The High-Density Fixed Point for Nonneutral Plasma Compression.

A new ``strong-drive'' regime was recently discovered for the radial compression of single component plasmas in Penning-Malmberg traps using a rotating electric field [the so-called rotating wall (RW) technique]\footnote{J. R. Danielson and C. M. Surko, {\it Phys. Rev. Lett.} {\bf 95}, 035001 (2005); and {\it Phys. Plasmas} {\bf 13}, 055706 (2006).}. The transition to this regime occurs via a bifurcation, and the steady-state density exhibits hysteresis as a function of the applied RW voltage.

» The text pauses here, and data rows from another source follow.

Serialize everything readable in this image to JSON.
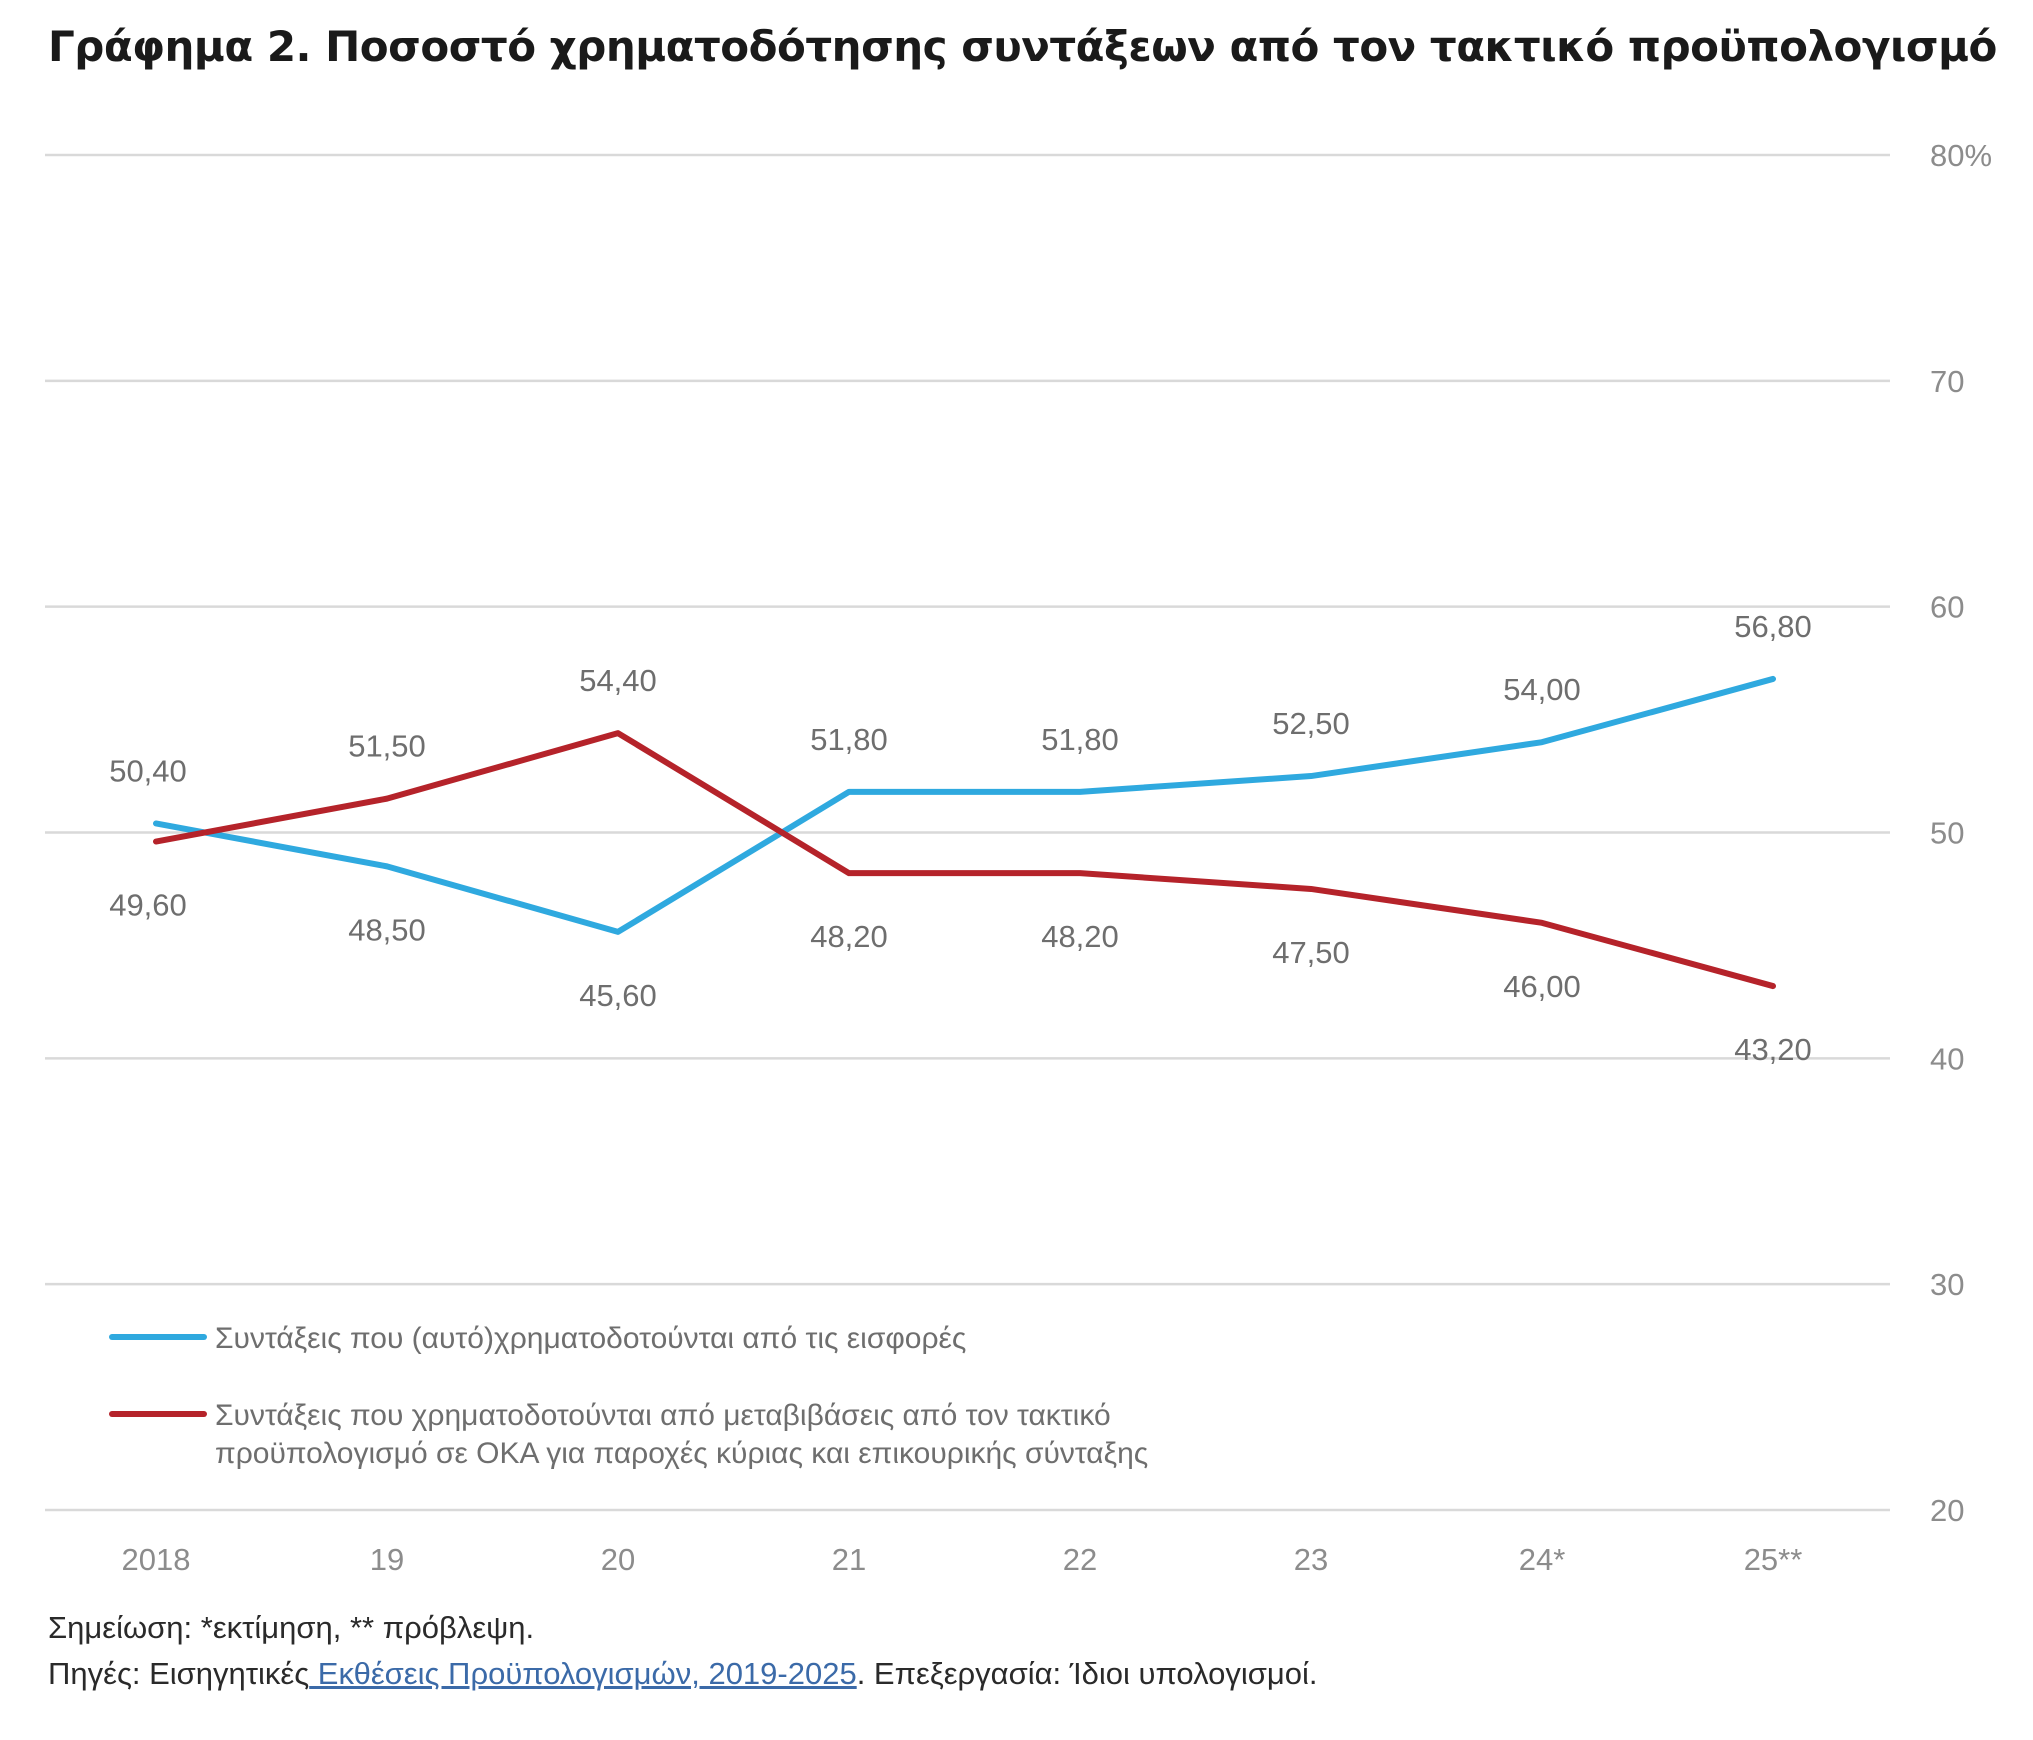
{
  "title": "Γράφημα 2. Ποσοστό χρηματοδότησης συντάξεων από τον τακτικό προϋπολογισμό",
  "note": "Σημείωση: *εκτίμηση, ** πρόβλεψη.",
  "source": {
    "prefix": "Πηγές: Εισηγητικές",
    "link": " Εκθέσεις Προϋπολογισμών, 2019-2025",
    "suffix": ". Επεξεργασία: Ίδιοι υπολογισμοί."
  },
  "colors": {
    "series_blue": "#2fa9df",
    "series_red": "#b5232a",
    "grid": "#d9d9d9",
    "tick_text": "#8c8c8c",
    "label_text": "#6e6e6e"
  },
  "chart_data": {
    "type": "line",
    "categories": [
      "2018",
      "19",
      "20",
      "21",
      "22",
      "23",
      "24*",
      "25**"
    ],
    "yaxis": {
      "position": "right",
      "ylim": [
        20,
        80
      ],
      "ticks": [
        20,
        30,
        40,
        50,
        60,
        70,
        80
      ],
      "tick_labels": [
        "20",
        "30",
        "40",
        "50",
        "60",
        "70",
        "80%"
      ]
    },
    "grid": true,
    "legend_position": "bottom-left",
    "series": [
      {
        "name": "Συντάξεις που (αυτό)χρηματοδοτούνται από τις εισφορές",
        "color": "#2fa9df",
        "values": [
          50.4,
          48.5,
          45.6,
          51.8,
          51.8,
          52.5,
          54.0,
          56.8
        ],
        "labels": [
          "50,40",
          "48,50",
          "45,60",
          "51,80",
          "51,80",
          "52,50",
          "54,00",
          "56,80"
        ]
      },
      {
        "name": "Συντάξεις που χρηματοδοτούνται από μεταβιβάσεις από τον τακτικό προϋπολογισμό σε ΟΚΑ για παροχές κύριας και επικουρικής σύνταξης",
        "name_lines": [
          "Συντάξεις που χρηματοδοτούνται από μεταβιβάσεις από τον τακτικό",
          "προϋπολογισμό σε ΟΚΑ για παροχές κύριας και επικουρικής σύνταξης"
        ],
        "color": "#b5232a",
        "values": [
          49.6,
          51.5,
          54.4,
          48.2,
          48.2,
          47.5,
          46.0,
          43.2
        ],
        "labels": [
          "49,60",
          "51,50",
          "54,40",
          "48,20",
          "48,20",
          "47,50",
          "46,00",
          "43,20"
        ]
      }
    ]
  }
}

Plasmas can be compressed until the E x B rotation frequency, $\omega_{E}$ ($\omega_{E} \propto$ n, the plasma density) approaches the applied frequency, $\omega_{RW}$. Here, we discuss a simple nonlinear model that explains these observations as convergence to an attracting, high-density fixed point - a torque-balanced steady state. Measurements of the RW torque magnitude and dependence on drive voltage are presented. Quantitative agreement is found with a newly developed theory\footnote{M. W. Anderson and T. M. O'Neil, adjacent poster.} that calculates the torque near the fixed point produced by the Debye-shielded RW electric field. Applications of the RW technique in this high-density, strong-drive regime and factors limiting its utility will be discussed.